For the study, the researchers looked at Medicare money spent on breast cancer screening and treatment of 137,274 female Medicare beneficiaries who had not had breast cancer before 2006. The researchers followed those patients for two years, noting the number of times they were screened, how many developed breast cancer and the costs of their screenings and treatment.
"My hope is that these findings will push the field not only to consider whether [screening is] effective, but also to consider some of the costs of it," he said.
Gross said he thinks the study's findings go along with a general trend of recent years in considering the importance of breast cancer screenings.
"We're just starting to have a tipping point," he said. "There are more skeptics about the benefits of screening and fewer zealots promoting more screening for all patients at all times."
Dr. Colin Begg, biostatistician at Memorial Sloan-Kettering Cancer Center in New York City, said it's a "useful study, with useful data." But Begg, who was not involved in the study, said he is wary that it downplays the importance of mammography.
"They've kind of overreached in implying that we're wasting our money in screening for this age group," he said. "I don't buy it."

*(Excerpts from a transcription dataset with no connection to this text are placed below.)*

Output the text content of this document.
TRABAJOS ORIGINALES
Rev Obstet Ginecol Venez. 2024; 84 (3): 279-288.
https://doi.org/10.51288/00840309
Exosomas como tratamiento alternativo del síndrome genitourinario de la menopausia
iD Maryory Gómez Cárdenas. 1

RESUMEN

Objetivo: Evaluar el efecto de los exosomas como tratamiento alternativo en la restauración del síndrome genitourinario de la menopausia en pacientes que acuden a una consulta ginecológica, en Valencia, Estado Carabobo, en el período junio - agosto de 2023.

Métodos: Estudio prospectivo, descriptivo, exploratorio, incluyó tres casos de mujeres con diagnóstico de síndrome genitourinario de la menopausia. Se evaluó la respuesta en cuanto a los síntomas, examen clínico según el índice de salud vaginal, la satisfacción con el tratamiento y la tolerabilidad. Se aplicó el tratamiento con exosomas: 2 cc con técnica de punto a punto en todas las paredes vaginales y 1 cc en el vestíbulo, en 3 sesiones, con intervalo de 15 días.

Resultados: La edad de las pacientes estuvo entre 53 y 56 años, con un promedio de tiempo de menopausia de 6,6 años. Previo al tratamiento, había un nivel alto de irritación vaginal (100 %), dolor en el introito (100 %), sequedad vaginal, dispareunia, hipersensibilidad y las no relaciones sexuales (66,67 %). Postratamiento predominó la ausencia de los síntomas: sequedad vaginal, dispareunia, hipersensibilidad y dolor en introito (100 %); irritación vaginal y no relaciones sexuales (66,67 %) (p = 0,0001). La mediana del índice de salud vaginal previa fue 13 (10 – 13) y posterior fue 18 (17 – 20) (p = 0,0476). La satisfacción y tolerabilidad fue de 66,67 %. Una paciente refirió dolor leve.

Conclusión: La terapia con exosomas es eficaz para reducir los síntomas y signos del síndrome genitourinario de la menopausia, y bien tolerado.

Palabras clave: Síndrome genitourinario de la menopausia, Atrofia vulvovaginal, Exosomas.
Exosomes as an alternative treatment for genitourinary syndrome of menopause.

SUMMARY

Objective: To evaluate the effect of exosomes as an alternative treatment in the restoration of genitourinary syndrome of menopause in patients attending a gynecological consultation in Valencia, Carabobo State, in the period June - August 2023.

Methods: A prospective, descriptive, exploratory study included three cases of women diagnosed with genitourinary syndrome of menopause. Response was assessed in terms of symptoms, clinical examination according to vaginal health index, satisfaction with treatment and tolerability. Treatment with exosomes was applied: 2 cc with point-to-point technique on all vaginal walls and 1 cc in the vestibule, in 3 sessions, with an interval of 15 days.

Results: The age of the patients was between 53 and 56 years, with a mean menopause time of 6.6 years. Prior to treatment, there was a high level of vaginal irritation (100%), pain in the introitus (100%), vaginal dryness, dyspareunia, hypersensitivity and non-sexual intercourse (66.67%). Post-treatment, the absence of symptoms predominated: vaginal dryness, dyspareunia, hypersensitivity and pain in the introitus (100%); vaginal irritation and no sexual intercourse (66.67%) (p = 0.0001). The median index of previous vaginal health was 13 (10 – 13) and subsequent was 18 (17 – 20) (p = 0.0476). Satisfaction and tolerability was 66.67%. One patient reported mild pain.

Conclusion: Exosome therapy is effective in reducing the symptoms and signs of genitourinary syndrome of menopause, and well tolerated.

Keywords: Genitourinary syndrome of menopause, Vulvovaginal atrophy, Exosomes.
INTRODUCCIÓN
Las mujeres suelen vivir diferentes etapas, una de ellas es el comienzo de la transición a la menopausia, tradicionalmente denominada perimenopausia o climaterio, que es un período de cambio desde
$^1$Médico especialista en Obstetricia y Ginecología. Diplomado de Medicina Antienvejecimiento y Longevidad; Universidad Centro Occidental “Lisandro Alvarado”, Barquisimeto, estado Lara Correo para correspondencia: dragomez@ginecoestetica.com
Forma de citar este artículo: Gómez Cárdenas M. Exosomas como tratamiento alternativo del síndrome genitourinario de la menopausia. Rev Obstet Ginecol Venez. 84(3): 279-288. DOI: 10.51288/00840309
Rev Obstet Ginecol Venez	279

But Dr. Otis Brawley, chief medical officer of the American Cancer Society, said the study correlates with "all my prejudices about American medicine." Medicare is too quick to adopt the latest technologies without enough study on how to use them. Digital mammography is good technology, he said ? so good that it often results in detecting tumors so small that they pose little risk. Once detected, however, they often get treated.
"Our wisdom on how to use these new technologies has not kept up with our abilities to develop these technologies," Brawley said.
Dr. Laura Esserman, director of the breast care center at the University of California in San Francisco, said the study's findings are consistent with her own research. Screenings are important, she said, but the health care industry has put too much faith in them.
"They make it something that it's not," she said. "You can't expect something from it that it can't deliver."
The more doctors learn about breast cancer, she said, the more it's apparent that the benefits of early detection vary significantly.
"Breast cancer's not one disease ? it's several diseases," she said. "And our understanding of screening has not kept up with our changing notions of what breast cancer is."